Facebook obviously wants to create features that not only ties you to their platform, but keeps you interacting with your friends longer. Gaming is one of the best ways to accomplish this goal because a dedicated gamer can spend hours per week (or even day) with their favorite game (and Facebook wants visitors to spend lots of time on their site) and spend lots of money on addons and in-app purchases. This kind of marketplace is especially conducive to the casual gaming that dominates many mobile app platforms today. Casual gaming is a great market that has both positives and negatives: it expands the audience for gamers and makes it easy for more people to play games, but on the flipside the games aren't always as deep and sometimes rely on bad play mechanics to entice people to spend lots of money on coins, gems, stamps, dilithium crystals, or other items to speed up gameplay.

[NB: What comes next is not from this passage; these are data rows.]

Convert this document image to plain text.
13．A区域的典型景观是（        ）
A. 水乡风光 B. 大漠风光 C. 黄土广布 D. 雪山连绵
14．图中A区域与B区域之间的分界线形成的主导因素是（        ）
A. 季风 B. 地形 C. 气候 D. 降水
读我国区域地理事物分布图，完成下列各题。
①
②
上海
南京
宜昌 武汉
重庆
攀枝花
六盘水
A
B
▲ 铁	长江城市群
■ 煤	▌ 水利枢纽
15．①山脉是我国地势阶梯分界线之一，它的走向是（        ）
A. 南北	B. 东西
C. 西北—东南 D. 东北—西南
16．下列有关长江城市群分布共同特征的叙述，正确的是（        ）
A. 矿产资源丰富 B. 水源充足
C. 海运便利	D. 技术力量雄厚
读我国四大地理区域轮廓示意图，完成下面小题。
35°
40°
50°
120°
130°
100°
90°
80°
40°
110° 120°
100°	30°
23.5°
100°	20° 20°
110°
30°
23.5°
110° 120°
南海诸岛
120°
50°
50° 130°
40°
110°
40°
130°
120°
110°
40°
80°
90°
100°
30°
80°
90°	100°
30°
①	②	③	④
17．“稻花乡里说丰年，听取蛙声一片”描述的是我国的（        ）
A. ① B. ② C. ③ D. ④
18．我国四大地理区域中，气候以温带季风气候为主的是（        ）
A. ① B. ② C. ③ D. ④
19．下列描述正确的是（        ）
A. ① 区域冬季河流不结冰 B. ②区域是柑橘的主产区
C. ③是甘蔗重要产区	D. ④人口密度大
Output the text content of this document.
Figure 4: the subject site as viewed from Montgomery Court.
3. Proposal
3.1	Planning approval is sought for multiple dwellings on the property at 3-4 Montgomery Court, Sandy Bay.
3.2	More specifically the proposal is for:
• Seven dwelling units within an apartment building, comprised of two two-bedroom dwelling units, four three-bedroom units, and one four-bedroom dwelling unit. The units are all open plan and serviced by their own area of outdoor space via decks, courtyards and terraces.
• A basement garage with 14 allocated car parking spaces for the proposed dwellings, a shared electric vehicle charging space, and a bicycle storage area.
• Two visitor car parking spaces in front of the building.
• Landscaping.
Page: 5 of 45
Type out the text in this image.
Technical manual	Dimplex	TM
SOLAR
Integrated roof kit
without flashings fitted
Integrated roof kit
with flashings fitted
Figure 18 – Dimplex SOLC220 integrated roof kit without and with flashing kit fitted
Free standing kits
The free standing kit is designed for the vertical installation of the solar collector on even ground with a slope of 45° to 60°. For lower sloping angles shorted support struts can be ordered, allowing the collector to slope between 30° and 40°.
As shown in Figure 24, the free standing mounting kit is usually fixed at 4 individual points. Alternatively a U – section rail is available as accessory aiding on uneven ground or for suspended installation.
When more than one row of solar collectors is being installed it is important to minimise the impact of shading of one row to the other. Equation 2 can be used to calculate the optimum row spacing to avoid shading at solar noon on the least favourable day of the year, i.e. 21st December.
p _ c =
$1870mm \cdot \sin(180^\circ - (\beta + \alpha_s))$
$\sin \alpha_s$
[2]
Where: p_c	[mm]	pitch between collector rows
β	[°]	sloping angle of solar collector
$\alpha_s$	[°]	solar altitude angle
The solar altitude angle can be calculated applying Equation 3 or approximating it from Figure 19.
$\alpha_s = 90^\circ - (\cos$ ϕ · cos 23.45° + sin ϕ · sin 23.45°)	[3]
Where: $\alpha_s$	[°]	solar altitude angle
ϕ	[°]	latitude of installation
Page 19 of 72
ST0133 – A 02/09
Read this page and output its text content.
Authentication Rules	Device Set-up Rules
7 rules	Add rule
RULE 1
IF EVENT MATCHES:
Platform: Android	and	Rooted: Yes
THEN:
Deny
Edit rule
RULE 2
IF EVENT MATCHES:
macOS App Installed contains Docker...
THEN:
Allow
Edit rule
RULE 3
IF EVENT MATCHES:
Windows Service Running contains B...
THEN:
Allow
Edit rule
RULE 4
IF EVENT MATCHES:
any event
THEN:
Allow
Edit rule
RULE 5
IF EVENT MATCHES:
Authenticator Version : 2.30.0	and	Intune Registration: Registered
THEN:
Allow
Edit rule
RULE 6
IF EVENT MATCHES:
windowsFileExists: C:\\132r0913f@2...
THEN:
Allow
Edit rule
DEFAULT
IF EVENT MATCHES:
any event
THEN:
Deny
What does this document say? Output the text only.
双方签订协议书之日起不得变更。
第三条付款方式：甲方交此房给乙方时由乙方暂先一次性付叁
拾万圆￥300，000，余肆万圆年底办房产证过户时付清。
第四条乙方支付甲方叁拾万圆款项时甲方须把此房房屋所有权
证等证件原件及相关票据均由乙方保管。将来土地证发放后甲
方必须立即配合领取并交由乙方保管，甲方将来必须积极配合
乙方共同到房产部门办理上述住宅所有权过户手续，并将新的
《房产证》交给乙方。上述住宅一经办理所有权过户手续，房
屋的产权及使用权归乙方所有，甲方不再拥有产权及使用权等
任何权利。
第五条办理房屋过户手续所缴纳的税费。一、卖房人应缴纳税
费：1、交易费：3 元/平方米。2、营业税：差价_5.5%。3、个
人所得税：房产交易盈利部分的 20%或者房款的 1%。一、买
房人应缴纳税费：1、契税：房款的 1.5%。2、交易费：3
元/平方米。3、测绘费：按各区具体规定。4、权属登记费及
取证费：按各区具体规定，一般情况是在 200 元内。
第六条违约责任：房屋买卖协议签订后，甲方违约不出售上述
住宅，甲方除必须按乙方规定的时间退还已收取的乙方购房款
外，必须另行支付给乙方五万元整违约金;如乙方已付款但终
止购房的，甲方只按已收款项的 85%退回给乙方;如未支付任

While this App will undoubtedly be focused more on casual gamers than Steam is, if this App platform can strike the right balance between deep and casual gaming, and be focused on making money through in-app purchases without being too onerous of a money grab with substandard games, then there's a chance that it will be very popular due to Facebook's massive userbase as well as potential for deep social features within games that even established networks like PSN, XBox Live, and others can't come close to matching.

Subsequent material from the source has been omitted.